Weak Convergence of Shift Operator on $L^2(\mathbb{R})$ Let $T_t$ be the operator $T_t: \varphi(x) = \varphi(x+t)$ on $L^2(\mathbb{R})$. To what operator does $T_t$ converge as $t \to \infty$ and in what topology?
I believe that $T_t$ should converge weakly to $T = 0$. I have outlined my proof below, but I am unsure if the steps are logical (particularly the limits).
For each functional $\ell \in L^2(\mathbb{R})^*$, the Riesz Representation Theorem implies that there exists $\psi \in L^2(\mathbb{R})$ such that $\ell(\phi) = (\psi, \phi)$ for all $\phi \in L^2(\mathbb{R})$. Then,
\begin{align*}
|\ell(T\varphi) - \ell(T_n\varphi)|
&= |(\psi, T\varphi) - (\psi, T_n\varphi)| \\
&= |(\psi, 0) - (\psi, T_n\varphi)| \\
&= |(\psi, T_n\varphi)| \\
&= \left|\int_{-\infty}^{\infty} \overline{\psi(x)} \phi(x+n) dx\right| & (\text{Defintion of Inner Product}) \\
&= \left|\int_{-\infty}^{-m} \overline{\psi(x)} \phi(x+n) dx\right| + \left|\int_{-m}^{\infty} \overline{\psi(x)} \phi(x+n) dx\right| \\
&\leq \int_{-\infty}^{-m} \left|\overline{\psi(x)} \phi(x+n)\right| dx + \int_{-m}^{\infty} \left|\overline{\psi(x)} \phi(x+n)\right| dx & (\text{Triangle Inequality}) \\
&\leq \left[\int_{-\infty}^{-m} \left|\overline{\psi(x)} \phi(x+n)\right|^2 dx\right]^{1/2} + \left[\int_{-m}^{\infty} \left|\overline{\psi(x)} \phi(x+n)\right|^2 dx\right]^{1/2} \\
&\leq \left[\int_{-\infty}^{-m} \left|\overline{\psi(x)}\right|^2 \|\phi\|^2 dx\right]^{1/2} + \left[\int_{-m}^{\infty} \|\psi\|^2\left|\phi(x+n)\right|^2 dx\right]^{1/2} & (\text{$\psi, \phi$ bounded}) \\
&= \|\phi\| \left[\int_{-\infty}^{-m} \left|\overline{\psi(x)}\right|^2 dx\right]^{1/2} + \|\psi\| \left[\int_{-m+n}^{\infty} \left|\phi(x)\right|^2 dx\right]^{1/2} \\
&\xrightarrow[n \to \infty]{} \|\phi\| \left[\int_{-\infty}^{-m} \left|\overline{\psi(x)}\right|^2 dx\right]^{1/2} + \|\psi\| \cdot 0 \\
&\xrightarrow[m \to \infty]{} \|\phi\| \cdot 0 + \|\psi\| \cdot 0 \\
&= 0.
\end{align*}
 A: I think your guess that $T_t$ converges to $0$ in some topology (weak operator topology) is correct.

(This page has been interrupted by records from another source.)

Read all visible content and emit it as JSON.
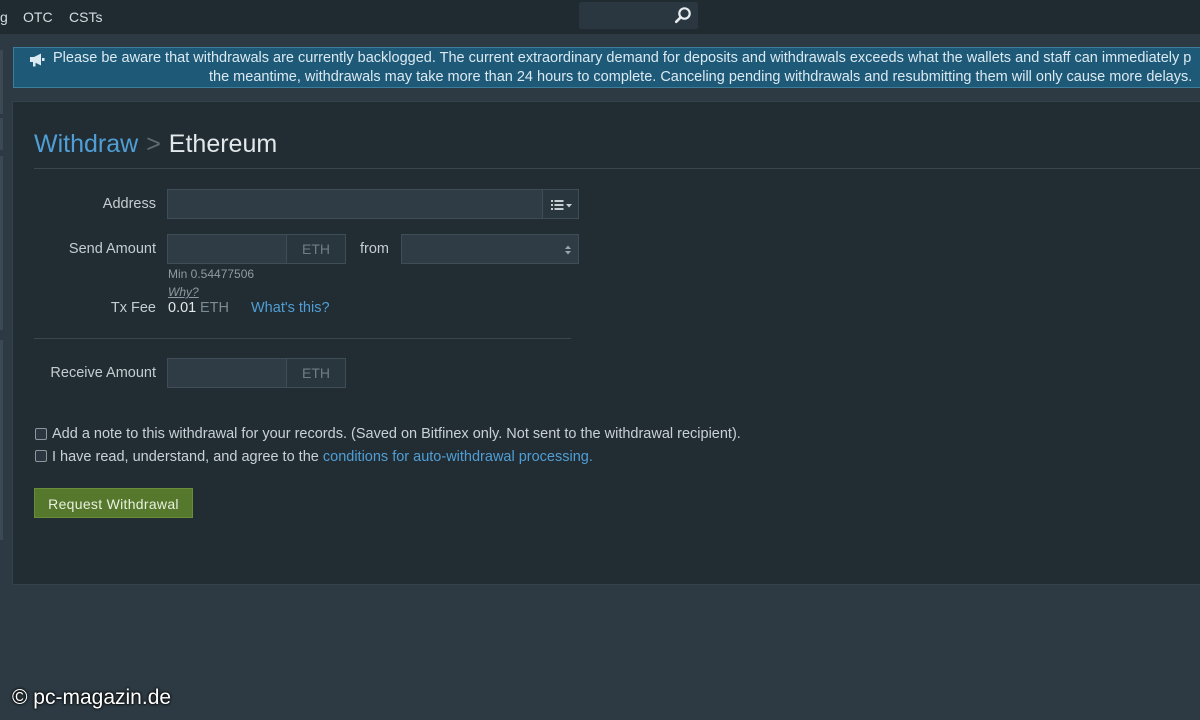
{
  "navbar": {
    "items": [
      "g",
      "OTC",
      "CSTs"
    ],
    "search_placeholder": ""
  },
  "alert": {
    "icon": "bullhorn-icon",
    "line1": "Please be aware that withdrawals are currently backlogged. The current extraordinary demand for deposits and withdrawals exceeds what the wallets and staff can immediately p",
    "line2": "the meantime, withdrawals may take more than 24 hours to complete. Canceling pending withdrawals and resubmitting them will only cause more delays."
  },
  "breadcrumb": {
    "parent": "Withdraw",
    "separator": ">",
    "current": "Ethereum"
  },
  "form": {
    "address_label": "Address",
    "address_value": "",
    "address_book_icon": "list-dropdown-icon",
    "send_amount_label": "Send Amount",
    "send_amount_value": "",
    "send_currency": "ETH",
    "from_label": "from",
    "from_value": "",
    "min_text": "Min 0.54477506",
    "why_text": "Why?",
    "tx_fee_label": "Tx Fee",
    "tx_fee_value": "0.01",
    "tx_fee_currency": "ETH",
    "whats_this": "What's this?",
    "receive_amount_label": "Receive Amount",
    "receive_amount_value": "",
    "receive_currency": "ETH",
    "note_checkbox_text": "Add a note to this withdrawal for your records. (Saved on Bitfinex only. Not sent to the withdrawal recipient).",
    "agree_text_prefix": "I have read, understand, and agree to the ",
    "agree_link_text": "conditions for auto-withdrawal processing",
    "agree_text_suffix": ".",
    "submit_label": "Request Withdrawal"
  },
  "watermark": "© pc-magazin.de",
  "colors": {
    "background": "#2d3a43",
    "panel": "#222c33",
    "accent_link": "#4f9fd6",
    "alert_bg": "#1e5a78",
    "button_green": "#55782c"
  }
}
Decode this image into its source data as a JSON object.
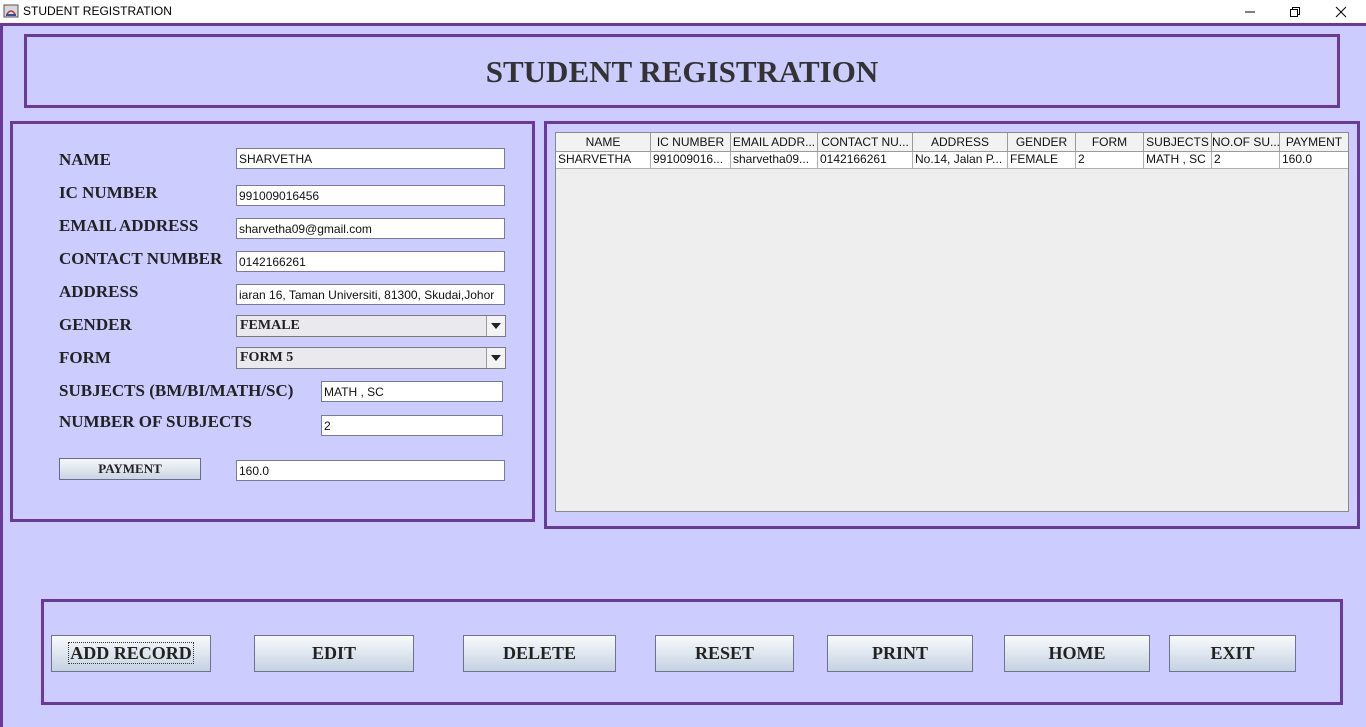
{
  "window": {
    "title": "STUDENT REGISTRATION",
    "controls": [
      "minimize-icon",
      "restore-icon",
      "close-icon"
    ]
  },
  "header": {
    "title": "STUDENT REGISTRATION"
  },
  "form": {
    "name_label": "NAME",
    "name_value": "SHARVETHA",
    "ic_label": "IC NUMBER",
    "ic_value": "991009016456",
    "email_label": "EMAIL ADDRESS",
    "email_value": "sharvetha09@gmail.com",
    "contact_label": "CONTACT NUMBER",
    "contact_value": "0142166261",
    "address_label": "ADDRESS",
    "address_value": "iaran 16, Taman Universiti, 81300, Skudai,Johor",
    "gender_label": "GENDER",
    "gender_value": "FEMALE",
    "form_label": "FORM",
    "form_value": "FORM 5",
    "subjects_label": "SUBJECTS (BM/BI/MATH/SC)",
    "subjects_value": "MATH , SC",
    "num_subjects_label": "NUMBER OF SUBJECTS",
    "num_subjects_value": "2",
    "payment_button": "PAYMENT",
    "payment_value": "160.0"
  },
  "table": {
    "columns": [
      "NAME",
      "IC NUMBER",
      "EMAIL ADDR...",
      "CONTACT NU...",
      "ADDRESS",
      "GENDER",
      "FORM",
      "SUBJECTS",
      "NO.OF SU...",
      "PAYMENT"
    ],
    "rows": [
      [
        "SHARVETHA",
        "991009016...",
        "sharvetha09...",
        "0142166261",
        "No.14, Jalan P...",
        "FEMALE",
        "2",
        "MATH , SC",
        "2",
        "160.0"
      ]
    ]
  },
  "actions": {
    "add": "ADD RECORD",
    "edit": "EDIT",
    "delete": "DELETE",
    "reset": "RESET",
    "print": "PRINT",
    "home": "HOME",
    "exit": "EXIT"
  },
  "colors": {
    "background": "#ccccff",
    "border": "#6a3a9a"
  }
}
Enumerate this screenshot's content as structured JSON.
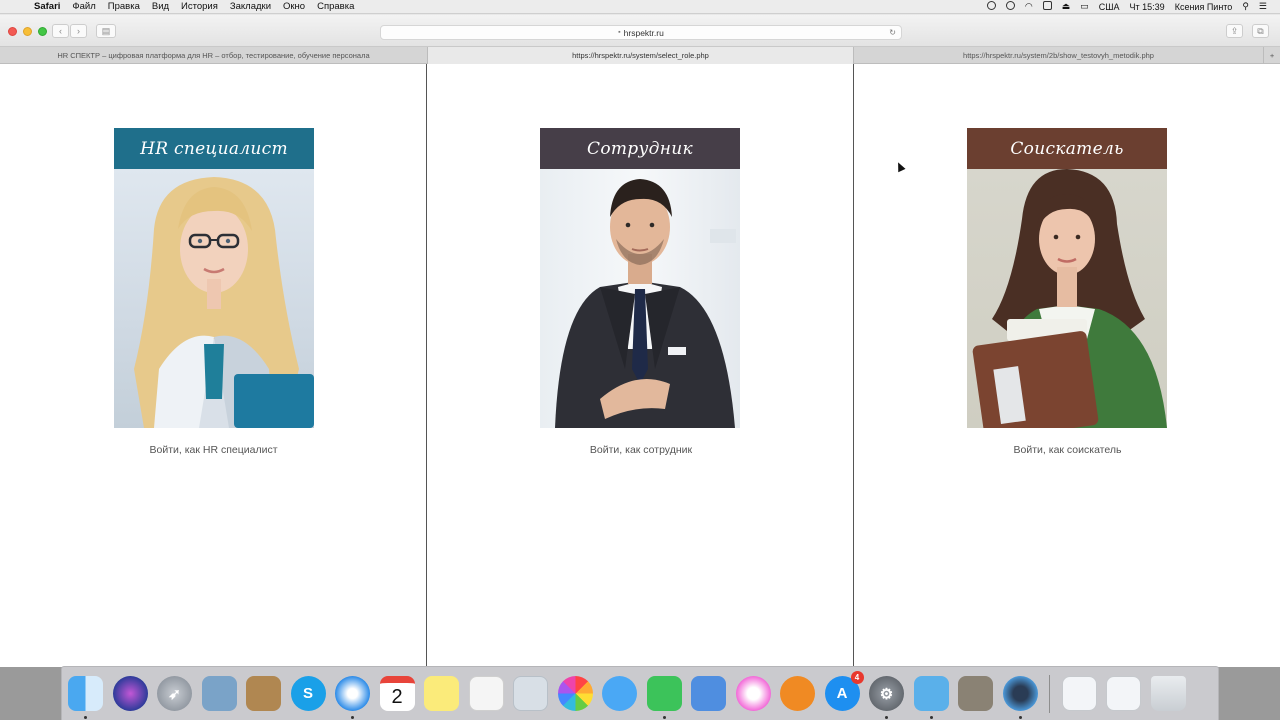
{
  "menubar": {
    "app_name": "Safari",
    "items": [
      "Файл",
      "Правка",
      "Вид",
      "История",
      "Закладки",
      "Окно",
      "Справка"
    ],
    "input_source": "США",
    "clock": "Чт 15:39",
    "user": "Ксения Пинто"
  },
  "toolbar": {
    "url": "hrspektr.ru"
  },
  "tabs": [
    {
      "label": "HR СПЕКТР – цифровая платформа для HR – отбор, тестирование, обучение персонала"
    },
    {
      "label": "https://hrspektr.ru/system/select_role.php"
    },
    {
      "label": "https://hrspektr.ru/system/2b/show_testovyh_metodik.php"
    }
  ],
  "roles": [
    {
      "title": "HR специалист",
      "link": "Войти, как HR специалист",
      "color": "#1f6f8b"
    },
    {
      "title": "Сотрудник",
      "link": "Войти, как сотрудник",
      "color": "#463e48"
    },
    {
      "title": "Соискатель",
      "link": "Войти, как соискатель",
      "color": "#6b3f30"
    }
  ],
  "dock": {
    "calendar_day": "2",
    "app_store_badge": "4",
    "icons": [
      "finder-icon",
      "siri-icon",
      "launchpad-icon",
      "preview-icon",
      "notes-book-icon",
      "skype-icon",
      "safari-icon",
      "calendar-icon",
      "stickies-icon",
      "reminders-icon",
      "photo-booth-icon",
      "photos-icon",
      "messages-icon",
      "facetime-icon",
      "keynote-icon",
      "itunes-icon",
      "ibooks-icon",
      "app-store-icon",
      "system-preferences-icon",
      "mail-icon",
      "gimp-icon",
      "quicktime-icon",
      "downloads-stack-icon",
      "documents-stack-icon",
      "trash-icon"
    ]
  }
}
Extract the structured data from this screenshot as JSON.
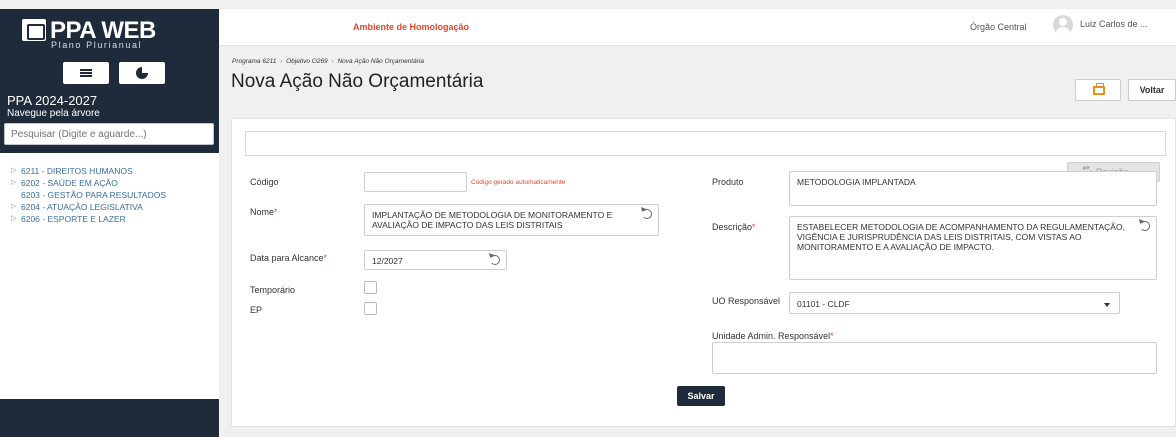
{
  "sidebar": {
    "logo_text": "PPA WEB",
    "logo_subtitle": "Plano Plurianual",
    "ppa_title": "PPA 2024-2027",
    "ppa_subtitle": "Navegue pela árvore",
    "search_placeholder": "Pesquisar (Digite e aguarde...)",
    "tree": [
      {
        "label": "6211 - DIREITOS HUMANOS",
        "expandable": true
      },
      {
        "label": "6202 - SAÚDE EM AÇÃO",
        "expandable": true
      },
      {
        "label": "6203 - GESTÃO PARA RESULTADOS",
        "expandable": false
      },
      {
        "label": "6204 - ATUAÇÃO LEGISLATIVA",
        "expandable": true
      },
      {
        "label": "6206 - ESPORTE E LAZER",
        "expandable": true
      }
    ]
  },
  "topbar": {
    "environment": "Ambiente de Homologação",
    "organization": "Órgão Central",
    "user": "Luiz Carlos de ..."
  },
  "breadcrumb": {
    "items": [
      "Programa 6211",
      "Objetivo O269",
      "Nova Ação Não Orçamentária"
    ],
    "separator": "›"
  },
  "page": {
    "title": "Nova Ação Não Orçamentária",
    "voltar_label": "Voltar"
  },
  "form": {
    "revisao_label": "Revisão",
    "codigo": {
      "label": "Código",
      "value": "",
      "hint": "Código gerado automaticamente"
    },
    "nome": {
      "label": "Nome",
      "required": "*",
      "value": "IMPLANTAÇÃO DE METODOLOGIA DE MONITORAMENTO E AVALIAÇÃO DE IMPACTO DAS LEIS DISTRITAIS"
    },
    "data_alcance": {
      "label": "Data para Alcance",
      "required": "*",
      "value": "12/2027"
    },
    "temporario": {
      "label": "Temporário",
      "checked": false
    },
    "ep": {
      "label": "EP",
      "checked": false
    },
    "produto": {
      "label": "Produto",
      "value": "METODOLOGIA IMPLANTADA"
    },
    "descricao": {
      "label": "Descrição",
      "required": "*",
      "value": "ESTABELECER METODOLOGIA DE ACOMPANHAMENTO DA REGULAMENTAÇÃO, VIGÊNCIA E JURISPRUDÊNCIA DAS LEIS DISTRITAIS, COM VISTAS AO MONITORAMENTO E A AVALIAÇÃO DE IMPACTO."
    },
    "uo_responsavel": {
      "label": "UO Responsável",
      "value": "01101 - CLDF"
    },
    "unidade_admin": {
      "label": "Unidade Admin. Responsável",
      "required": "*",
      "value": ""
    },
    "salvar_label": "Salvar"
  },
  "colors": {
    "sidebar_bg": "#1f2b3a",
    "accent_red": "#e0472f",
    "print_orange": "#f08c1a",
    "tree_link": "#3a6ea5"
  },
  "icons": [
    "menu-icon",
    "pie-chart-icon",
    "printer-icon",
    "gear-icon",
    "undo-icon",
    "user-avatar-icon",
    "chevron-down-icon"
  ]
}
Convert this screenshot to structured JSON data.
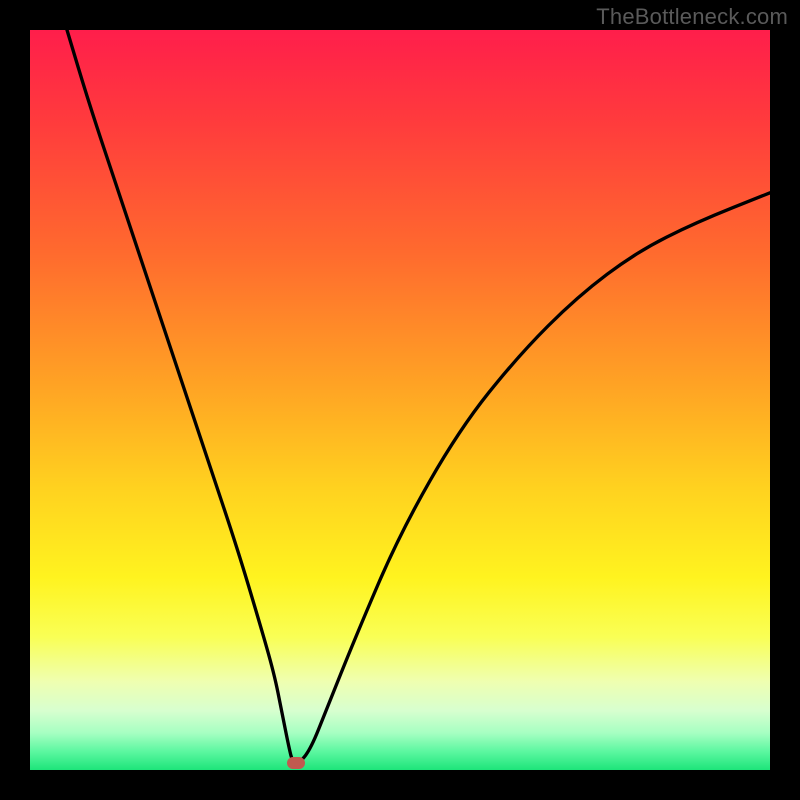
{
  "watermark": "TheBottleneck.com",
  "colors": {
    "frame": "#000000",
    "curve": "#000000",
    "marker": "#c15a4f",
    "gradient_stops": [
      {
        "offset": 0.0,
        "color": "#ff1e4b"
      },
      {
        "offset": 0.12,
        "color": "#ff3a3d"
      },
      {
        "offset": 0.3,
        "color": "#ff6a2e"
      },
      {
        "offset": 0.48,
        "color": "#ffa324"
      },
      {
        "offset": 0.62,
        "color": "#ffd21f"
      },
      {
        "offset": 0.74,
        "color": "#fff31f"
      },
      {
        "offset": 0.82,
        "color": "#f9ff55"
      },
      {
        "offset": 0.88,
        "color": "#efffb0"
      },
      {
        "offset": 0.92,
        "color": "#d7ffcf"
      },
      {
        "offset": 0.95,
        "color": "#a6ffc2"
      },
      {
        "offset": 0.975,
        "color": "#5cf7a0"
      },
      {
        "offset": 1.0,
        "color": "#1de57a"
      }
    ]
  },
  "chart_data": {
    "type": "line",
    "title": "",
    "xlabel": "",
    "ylabel": "",
    "xlim": [
      0,
      100
    ],
    "ylim": [
      0,
      100
    ],
    "series": [
      {
        "name": "bottleneck-curve",
        "x": [
          5,
          8,
          12,
          16,
          20,
          24,
          28,
          31,
          33,
          34,
          35,
          35.5,
          36.5,
          38,
          40,
          44,
          50,
          58,
          66,
          74,
          82,
          90,
          100
        ],
        "y": [
          100,
          90,
          78,
          66,
          54,
          42,
          30,
          20,
          13,
          8,
          3,
          1,
          1,
          3,
          8,
          18,
          32,
          46,
          56,
          64,
          70,
          74,
          78
        ]
      }
    ],
    "marker": {
      "x": 36,
      "y": 1,
      "shape": "rounded-pill",
      "color": "#c15a4f"
    },
    "notes": "Curve has a sharp minimum near x≈36 at bottom (green) and rises both sides toward red top. Values estimated from pixels; y=100 is top (most bottlenecked / red), y=0 is bottom (green)."
  }
}
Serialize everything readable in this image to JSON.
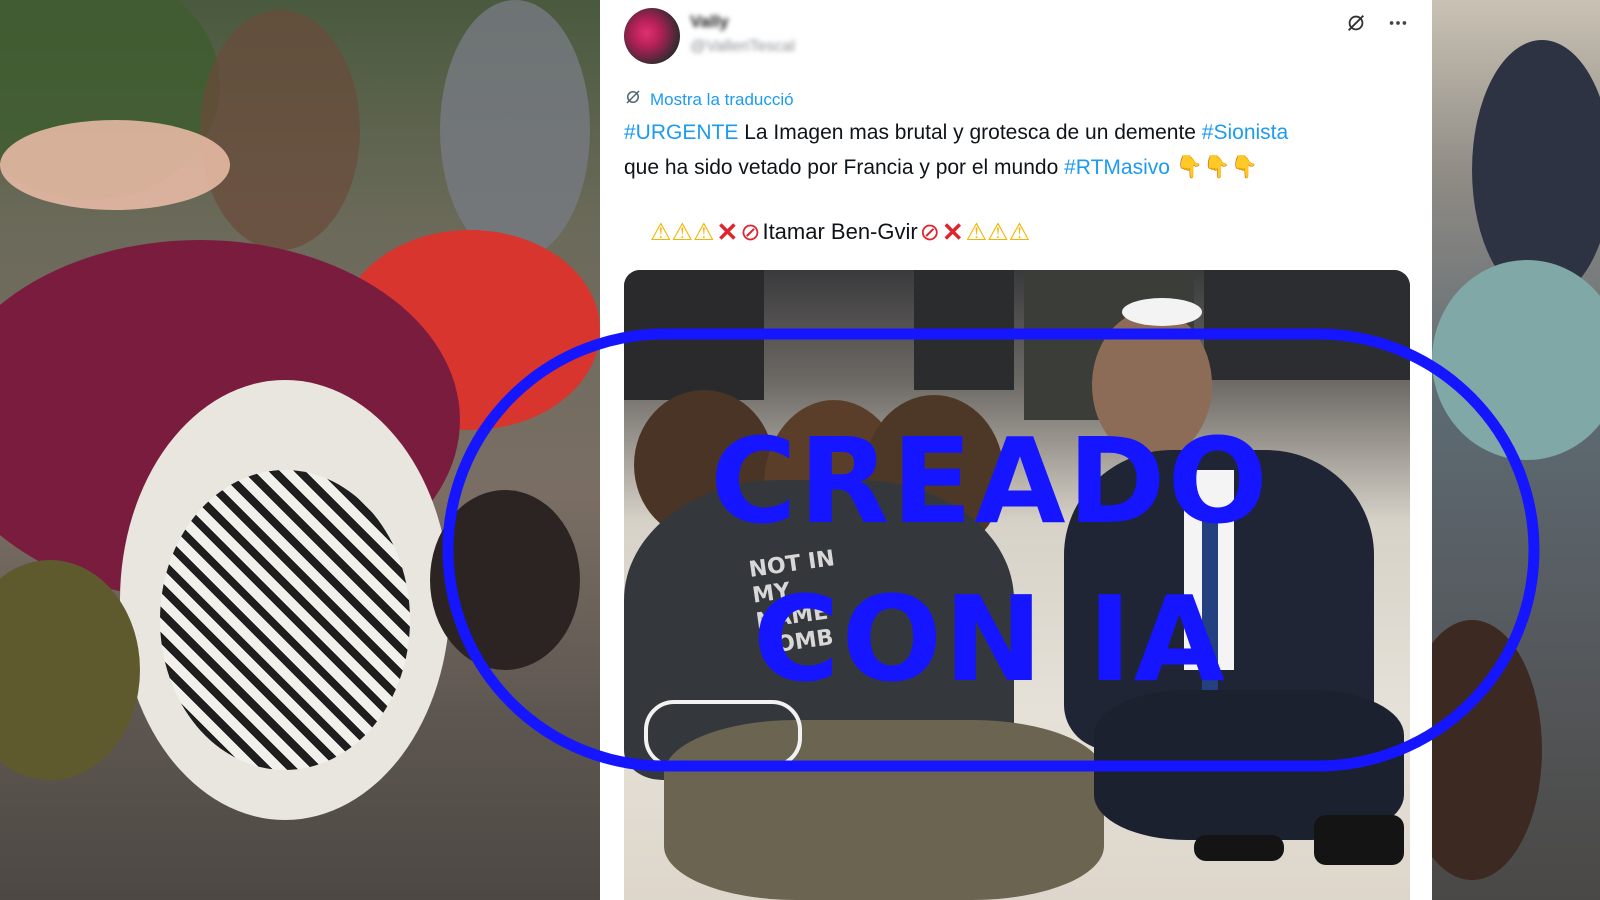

Note: You say that $T_t$ converges weakly to $0$, but some people call this
(what you wanted to show in your proof) weakly operator convergent to $0$.
But in my opinion your proof is not correct:
you have to show $\lim_{n\to\infty}|\ell(T\varphi)-\ell(T_n\varphi)|=0$,
but your expression also involves the variable $m$
(this variable should be explained somewhere in my opinion).
You finish by taking a limit with respect to $m$.
I do not see how this directly relates to a proof
that $\lim_{n\to\infty}|\ell(T\varphi)-\ell(T_n\varphi)|=0$.
Maybe you can try to avoid the variable $m$ somehow?
In general, if you are in doubt over limits, then you can always go back to
the $\forall \varepsilon>0\exists N\in\Bbb N\dots$-style definition of the limit.
A: To be precise, show that, for every $f\in L^2(\mathbb R)$, given $\varepsilon>0$, there is sufficiently large $t_o$ such that, for every $t\ge t_o$, $\Big|\int f(x)\cdot f(x+t)\;dx\Big|<\varepsilon$. To do so, you'll need to prove that the "tails" of $f$ get small, in a precise sense.